Let's assume Pattern B initially has x straight lines and y arcs. Since the ratio of straight lines to arcs is 7:6, we can set up the equation:
x:y = 7:6
To simplify the equation, we can multiply both sides by a common factor that makes the ratio integers. In this case, the least common multiple (LCM) of 7 and 6 is 42. Multiplying both sides by 42, we get:
42x:42y = 7:6
Simplifying further, we have:
6x = 7y
Now we need to find a solution for x and y that satisfies this equation. The simplest solution is x = 7 and y = 6, which gives us the initial ratio for Pattern B.
To maintain the same ratio when adding more rows, we need to add an equal number of straight lines and arcs in each row. Since the initial ratio is 7:6, we need to add 7 straight lines and 6 arcs in each additional row.

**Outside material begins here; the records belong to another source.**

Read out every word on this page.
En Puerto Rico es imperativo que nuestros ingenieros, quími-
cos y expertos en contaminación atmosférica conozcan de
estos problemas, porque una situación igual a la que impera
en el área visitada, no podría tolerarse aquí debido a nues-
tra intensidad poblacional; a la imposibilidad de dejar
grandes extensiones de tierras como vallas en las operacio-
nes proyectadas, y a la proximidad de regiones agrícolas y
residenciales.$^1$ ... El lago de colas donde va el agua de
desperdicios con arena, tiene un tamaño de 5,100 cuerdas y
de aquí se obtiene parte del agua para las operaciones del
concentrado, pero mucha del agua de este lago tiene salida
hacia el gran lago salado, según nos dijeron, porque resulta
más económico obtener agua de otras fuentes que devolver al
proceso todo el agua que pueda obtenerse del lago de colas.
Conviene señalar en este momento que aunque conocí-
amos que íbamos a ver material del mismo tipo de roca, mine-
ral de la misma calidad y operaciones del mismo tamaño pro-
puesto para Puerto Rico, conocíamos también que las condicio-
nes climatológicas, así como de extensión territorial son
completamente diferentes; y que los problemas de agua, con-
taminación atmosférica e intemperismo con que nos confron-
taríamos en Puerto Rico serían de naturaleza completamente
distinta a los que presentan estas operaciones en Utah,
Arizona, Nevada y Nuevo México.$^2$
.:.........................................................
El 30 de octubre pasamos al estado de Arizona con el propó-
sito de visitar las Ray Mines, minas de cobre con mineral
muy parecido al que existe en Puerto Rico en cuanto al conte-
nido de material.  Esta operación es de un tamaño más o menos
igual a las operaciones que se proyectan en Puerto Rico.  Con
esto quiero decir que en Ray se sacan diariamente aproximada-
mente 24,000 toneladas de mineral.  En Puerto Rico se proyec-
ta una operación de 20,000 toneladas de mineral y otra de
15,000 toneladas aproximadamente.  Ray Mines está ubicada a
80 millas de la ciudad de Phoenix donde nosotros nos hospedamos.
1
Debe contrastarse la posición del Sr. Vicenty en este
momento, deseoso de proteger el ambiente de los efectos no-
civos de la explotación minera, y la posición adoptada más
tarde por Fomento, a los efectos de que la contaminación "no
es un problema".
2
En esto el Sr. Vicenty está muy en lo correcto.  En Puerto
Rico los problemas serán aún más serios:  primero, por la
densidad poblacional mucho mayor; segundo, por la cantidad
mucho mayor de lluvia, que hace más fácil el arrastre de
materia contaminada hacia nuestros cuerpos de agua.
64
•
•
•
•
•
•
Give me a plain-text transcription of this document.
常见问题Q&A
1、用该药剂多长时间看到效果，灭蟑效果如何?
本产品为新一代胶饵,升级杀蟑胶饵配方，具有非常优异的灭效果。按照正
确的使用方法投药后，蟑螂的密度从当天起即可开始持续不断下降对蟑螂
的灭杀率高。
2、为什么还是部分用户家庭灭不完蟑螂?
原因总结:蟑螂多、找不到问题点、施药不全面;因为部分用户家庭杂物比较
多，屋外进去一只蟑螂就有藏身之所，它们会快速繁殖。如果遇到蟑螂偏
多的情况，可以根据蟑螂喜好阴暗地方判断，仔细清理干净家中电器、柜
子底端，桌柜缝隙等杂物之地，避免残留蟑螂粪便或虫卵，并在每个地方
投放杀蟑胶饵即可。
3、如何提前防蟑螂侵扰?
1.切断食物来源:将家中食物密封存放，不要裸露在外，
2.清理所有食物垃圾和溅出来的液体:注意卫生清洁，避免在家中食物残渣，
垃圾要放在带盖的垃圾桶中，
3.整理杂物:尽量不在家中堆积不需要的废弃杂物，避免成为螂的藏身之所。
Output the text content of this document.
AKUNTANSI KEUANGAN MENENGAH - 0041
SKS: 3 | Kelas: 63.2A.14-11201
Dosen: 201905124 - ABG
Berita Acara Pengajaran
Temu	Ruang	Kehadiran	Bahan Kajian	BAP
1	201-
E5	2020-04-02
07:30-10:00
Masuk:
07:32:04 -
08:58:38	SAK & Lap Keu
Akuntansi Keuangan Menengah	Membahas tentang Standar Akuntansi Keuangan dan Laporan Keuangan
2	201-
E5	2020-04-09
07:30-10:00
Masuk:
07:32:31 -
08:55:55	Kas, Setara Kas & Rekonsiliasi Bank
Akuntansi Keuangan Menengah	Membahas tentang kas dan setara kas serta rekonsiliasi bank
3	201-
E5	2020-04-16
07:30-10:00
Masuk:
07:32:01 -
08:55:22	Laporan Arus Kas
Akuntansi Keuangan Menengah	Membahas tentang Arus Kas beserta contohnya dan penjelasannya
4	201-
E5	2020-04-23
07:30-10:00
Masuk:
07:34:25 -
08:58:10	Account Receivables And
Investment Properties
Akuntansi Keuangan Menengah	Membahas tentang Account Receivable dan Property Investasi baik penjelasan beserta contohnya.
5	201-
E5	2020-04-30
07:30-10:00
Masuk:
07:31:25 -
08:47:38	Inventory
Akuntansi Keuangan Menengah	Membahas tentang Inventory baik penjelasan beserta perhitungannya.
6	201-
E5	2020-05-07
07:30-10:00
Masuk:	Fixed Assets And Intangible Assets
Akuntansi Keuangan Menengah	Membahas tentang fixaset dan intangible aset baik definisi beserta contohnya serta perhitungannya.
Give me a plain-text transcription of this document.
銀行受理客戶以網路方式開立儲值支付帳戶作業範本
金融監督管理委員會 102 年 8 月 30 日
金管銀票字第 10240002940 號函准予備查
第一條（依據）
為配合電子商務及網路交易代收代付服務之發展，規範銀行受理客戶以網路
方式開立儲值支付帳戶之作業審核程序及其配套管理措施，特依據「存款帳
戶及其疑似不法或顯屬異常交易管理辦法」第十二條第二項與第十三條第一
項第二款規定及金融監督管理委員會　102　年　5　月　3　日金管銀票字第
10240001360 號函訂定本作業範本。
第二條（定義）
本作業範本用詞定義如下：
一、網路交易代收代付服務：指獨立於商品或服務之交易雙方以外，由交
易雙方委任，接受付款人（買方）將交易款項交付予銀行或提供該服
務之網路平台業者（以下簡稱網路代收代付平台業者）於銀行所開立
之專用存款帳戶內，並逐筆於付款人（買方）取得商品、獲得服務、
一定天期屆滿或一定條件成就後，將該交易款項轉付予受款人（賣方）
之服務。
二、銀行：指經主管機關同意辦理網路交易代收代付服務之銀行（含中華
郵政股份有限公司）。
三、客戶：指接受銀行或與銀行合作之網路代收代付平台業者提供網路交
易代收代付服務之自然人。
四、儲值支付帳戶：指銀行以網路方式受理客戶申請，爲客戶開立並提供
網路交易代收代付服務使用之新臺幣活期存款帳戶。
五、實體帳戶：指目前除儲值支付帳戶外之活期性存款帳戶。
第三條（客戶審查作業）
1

Therefore, to determine how many rows need to be added, we can divide the difference in the number of straight lines and arcs by the number of straight lines and arcs added per row:
Difference = 7x - 6y
We want the difference to be zero, meaning an equal number of straight lines and arcs. Therefore:
7x - 6y = 0
We can now substitute x = 7 and y = 6 into the equation:
7(7) - 6(6) = 49 - 36 = 13
The difference is 13. Since we add 7 straight lines and 6 arcs per row, the difference of 13 indicates that we need to add 13 / (7 + 6) = 1 row to maintain the ratio of 7:6.
Hence, one row needs to be added to Pattern B to maintain the ratio of straight lines to arcs at 7:6.